Charles Miner, History of Wyoming, 1845
Mary Gaston, Antique Brass & Copper from Amazon.com or from Amazon UK
Gregg Smith, Beer in America: The Early Years--1587-1840, from Amazon
The English labourer, according to my experience, prefers to warm his supper ale with a red-hot poker.
Walter Johnson, Folk Memory, 1908
..those good old days when it was thought best to heat the poker red hot before plunging it into the mugs of flip. This heating of the poker has been disapproved of late years, but I do not know on what grounds; if one is to drink bitters and gins and the like....I do not know why one should not make them palatable and heat them with his own poker.
Charles Dudley Warner, Backlog Studies, 1872
Warming beer and mulling ale at the fireside - tin and copper mullers, hot pokers or flip-irons
In this photo* of a 1790s English kitchen are two different brass containers for warming beer. If you want to try spotting them yourself before reading on, look on the wall to the right of the fireplace and on the mantelshelf. Attractive copper antiques now - but once they were used for warming and mulling ale. Why was beer warmed? And how?

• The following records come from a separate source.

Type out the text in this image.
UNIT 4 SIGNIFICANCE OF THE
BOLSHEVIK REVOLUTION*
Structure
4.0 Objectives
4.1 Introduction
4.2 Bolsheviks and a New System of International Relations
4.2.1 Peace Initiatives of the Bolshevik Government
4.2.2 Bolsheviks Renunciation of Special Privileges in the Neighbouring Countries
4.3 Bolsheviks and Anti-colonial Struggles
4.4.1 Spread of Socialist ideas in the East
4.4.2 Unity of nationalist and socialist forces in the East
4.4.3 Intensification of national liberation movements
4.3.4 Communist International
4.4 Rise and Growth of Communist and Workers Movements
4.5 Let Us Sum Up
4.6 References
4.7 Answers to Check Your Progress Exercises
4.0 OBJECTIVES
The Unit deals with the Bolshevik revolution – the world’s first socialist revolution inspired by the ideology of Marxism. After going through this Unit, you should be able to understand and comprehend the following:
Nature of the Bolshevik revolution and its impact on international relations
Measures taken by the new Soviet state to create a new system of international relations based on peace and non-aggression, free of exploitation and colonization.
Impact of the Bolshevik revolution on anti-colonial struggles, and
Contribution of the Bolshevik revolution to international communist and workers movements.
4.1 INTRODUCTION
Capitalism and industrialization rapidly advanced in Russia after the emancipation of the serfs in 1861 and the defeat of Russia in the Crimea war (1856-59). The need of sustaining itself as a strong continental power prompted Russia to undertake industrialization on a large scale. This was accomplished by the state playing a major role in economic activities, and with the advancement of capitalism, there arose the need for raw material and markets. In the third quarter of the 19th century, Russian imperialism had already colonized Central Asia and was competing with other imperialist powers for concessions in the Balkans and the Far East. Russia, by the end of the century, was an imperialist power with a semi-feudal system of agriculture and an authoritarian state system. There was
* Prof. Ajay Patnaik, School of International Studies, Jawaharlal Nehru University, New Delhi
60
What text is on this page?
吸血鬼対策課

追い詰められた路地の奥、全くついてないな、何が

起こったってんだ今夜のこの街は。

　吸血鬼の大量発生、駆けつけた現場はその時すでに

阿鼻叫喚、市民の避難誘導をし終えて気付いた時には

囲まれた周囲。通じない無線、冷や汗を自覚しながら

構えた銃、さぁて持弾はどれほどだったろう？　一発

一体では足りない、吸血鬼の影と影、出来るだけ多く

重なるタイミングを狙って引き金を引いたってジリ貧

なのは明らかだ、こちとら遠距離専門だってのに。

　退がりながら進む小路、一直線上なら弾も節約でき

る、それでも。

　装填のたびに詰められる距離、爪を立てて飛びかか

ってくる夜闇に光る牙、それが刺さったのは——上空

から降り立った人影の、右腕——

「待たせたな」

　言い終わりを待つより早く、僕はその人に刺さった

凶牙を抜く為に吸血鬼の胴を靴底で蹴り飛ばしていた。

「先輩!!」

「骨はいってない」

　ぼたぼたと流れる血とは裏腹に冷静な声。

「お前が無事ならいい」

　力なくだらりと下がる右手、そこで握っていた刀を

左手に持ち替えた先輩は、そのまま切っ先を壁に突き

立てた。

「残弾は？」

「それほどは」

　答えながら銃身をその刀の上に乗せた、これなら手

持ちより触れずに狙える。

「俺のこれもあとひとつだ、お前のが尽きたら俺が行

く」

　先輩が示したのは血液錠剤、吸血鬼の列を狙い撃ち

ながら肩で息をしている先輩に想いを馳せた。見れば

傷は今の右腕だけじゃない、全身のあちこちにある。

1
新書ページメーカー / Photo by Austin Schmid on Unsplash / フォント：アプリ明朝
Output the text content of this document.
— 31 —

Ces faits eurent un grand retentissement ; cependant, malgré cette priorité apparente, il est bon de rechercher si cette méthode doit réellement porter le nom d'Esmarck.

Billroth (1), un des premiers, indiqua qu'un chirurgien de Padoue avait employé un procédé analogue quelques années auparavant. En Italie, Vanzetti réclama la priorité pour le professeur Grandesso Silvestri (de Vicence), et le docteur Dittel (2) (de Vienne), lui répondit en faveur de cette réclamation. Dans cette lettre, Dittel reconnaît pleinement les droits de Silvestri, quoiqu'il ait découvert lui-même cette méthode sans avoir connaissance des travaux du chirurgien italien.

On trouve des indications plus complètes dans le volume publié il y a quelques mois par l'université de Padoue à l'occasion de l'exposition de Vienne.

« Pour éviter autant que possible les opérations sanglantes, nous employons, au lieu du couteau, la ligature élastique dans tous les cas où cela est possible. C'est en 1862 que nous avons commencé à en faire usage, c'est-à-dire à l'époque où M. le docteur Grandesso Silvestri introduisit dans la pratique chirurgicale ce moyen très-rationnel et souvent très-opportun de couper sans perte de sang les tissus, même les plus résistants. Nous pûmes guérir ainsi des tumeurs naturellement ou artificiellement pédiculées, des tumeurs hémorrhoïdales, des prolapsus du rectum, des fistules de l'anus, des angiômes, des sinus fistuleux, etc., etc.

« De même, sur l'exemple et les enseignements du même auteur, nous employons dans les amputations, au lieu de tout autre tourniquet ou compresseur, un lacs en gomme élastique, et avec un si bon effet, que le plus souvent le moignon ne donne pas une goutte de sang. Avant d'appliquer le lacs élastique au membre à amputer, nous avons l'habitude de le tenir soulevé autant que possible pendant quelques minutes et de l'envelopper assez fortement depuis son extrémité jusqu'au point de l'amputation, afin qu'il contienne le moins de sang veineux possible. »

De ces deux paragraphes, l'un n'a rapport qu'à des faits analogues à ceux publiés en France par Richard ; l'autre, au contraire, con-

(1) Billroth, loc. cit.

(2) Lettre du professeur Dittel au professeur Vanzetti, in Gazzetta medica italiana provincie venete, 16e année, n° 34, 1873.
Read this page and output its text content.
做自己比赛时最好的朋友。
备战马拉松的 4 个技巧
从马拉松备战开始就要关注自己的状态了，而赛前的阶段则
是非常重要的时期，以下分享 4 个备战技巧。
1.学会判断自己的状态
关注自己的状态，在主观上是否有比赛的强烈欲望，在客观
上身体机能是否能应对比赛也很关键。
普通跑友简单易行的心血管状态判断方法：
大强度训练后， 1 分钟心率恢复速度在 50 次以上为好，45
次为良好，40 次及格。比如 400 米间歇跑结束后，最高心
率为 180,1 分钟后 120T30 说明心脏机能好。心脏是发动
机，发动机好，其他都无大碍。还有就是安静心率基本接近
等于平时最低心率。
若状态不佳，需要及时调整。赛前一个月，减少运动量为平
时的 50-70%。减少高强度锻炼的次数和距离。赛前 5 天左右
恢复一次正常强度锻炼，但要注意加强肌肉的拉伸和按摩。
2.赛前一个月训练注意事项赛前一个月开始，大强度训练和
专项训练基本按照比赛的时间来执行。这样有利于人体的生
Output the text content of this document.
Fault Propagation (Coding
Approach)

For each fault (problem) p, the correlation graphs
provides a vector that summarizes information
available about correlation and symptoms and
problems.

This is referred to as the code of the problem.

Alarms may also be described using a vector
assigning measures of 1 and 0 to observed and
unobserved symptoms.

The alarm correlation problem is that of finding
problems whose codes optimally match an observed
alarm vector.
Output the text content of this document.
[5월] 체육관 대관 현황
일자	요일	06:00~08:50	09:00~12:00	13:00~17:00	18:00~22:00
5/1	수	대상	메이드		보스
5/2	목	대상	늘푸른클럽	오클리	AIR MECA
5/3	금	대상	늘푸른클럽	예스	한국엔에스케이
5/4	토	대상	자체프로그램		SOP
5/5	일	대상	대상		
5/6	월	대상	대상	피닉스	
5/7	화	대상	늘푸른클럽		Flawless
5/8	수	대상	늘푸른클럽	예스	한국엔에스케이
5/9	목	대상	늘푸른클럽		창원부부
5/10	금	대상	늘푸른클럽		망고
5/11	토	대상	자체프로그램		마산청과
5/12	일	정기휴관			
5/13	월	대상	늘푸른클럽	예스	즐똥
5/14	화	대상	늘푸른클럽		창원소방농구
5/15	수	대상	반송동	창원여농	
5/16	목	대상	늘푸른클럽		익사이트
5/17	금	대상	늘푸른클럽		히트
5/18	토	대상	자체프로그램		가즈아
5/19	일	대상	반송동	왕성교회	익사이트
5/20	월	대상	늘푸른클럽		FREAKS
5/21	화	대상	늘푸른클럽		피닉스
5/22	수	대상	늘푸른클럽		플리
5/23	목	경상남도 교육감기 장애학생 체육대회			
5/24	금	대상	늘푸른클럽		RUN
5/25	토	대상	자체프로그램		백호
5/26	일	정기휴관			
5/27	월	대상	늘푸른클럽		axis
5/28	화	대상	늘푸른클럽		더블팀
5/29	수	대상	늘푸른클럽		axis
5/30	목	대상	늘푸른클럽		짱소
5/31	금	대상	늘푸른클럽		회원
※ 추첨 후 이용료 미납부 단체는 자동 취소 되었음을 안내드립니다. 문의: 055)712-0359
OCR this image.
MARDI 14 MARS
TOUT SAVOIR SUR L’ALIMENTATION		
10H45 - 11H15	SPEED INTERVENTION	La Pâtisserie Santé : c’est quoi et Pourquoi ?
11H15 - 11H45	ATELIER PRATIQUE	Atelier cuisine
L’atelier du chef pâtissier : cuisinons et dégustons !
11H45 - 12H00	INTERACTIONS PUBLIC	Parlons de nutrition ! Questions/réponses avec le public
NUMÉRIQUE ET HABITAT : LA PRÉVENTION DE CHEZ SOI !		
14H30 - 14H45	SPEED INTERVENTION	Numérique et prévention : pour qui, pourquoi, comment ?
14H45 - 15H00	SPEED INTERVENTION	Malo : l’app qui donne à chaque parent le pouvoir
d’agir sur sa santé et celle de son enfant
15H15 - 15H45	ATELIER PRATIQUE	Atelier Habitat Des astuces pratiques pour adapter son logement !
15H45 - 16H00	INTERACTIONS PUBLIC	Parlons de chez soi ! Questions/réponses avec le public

In England and other beer-drinking countries warm ale was a popular winter drink when heated on its own or mulled with spice and sugar. Many people also thought ale was healthier drunk warm. And then there was a fondness for sweetened warm ale with nutmeg. If you added a measure of rum or brandy the mixture was called flip, and was popular on both sides of the Atlantic in the 17th, 18th and 19th centuries.
...when I did always drink cold beer...I was very often troubled with exceeding pain in the head...also with stomach-ache, tooth-ache, cough, cold, and many other rheumatic diseases.. But since my drinking my beer (small or strong) actually as hot as blood, I have never been troubled with any of the former diseases, but have always continued in very good health constantly...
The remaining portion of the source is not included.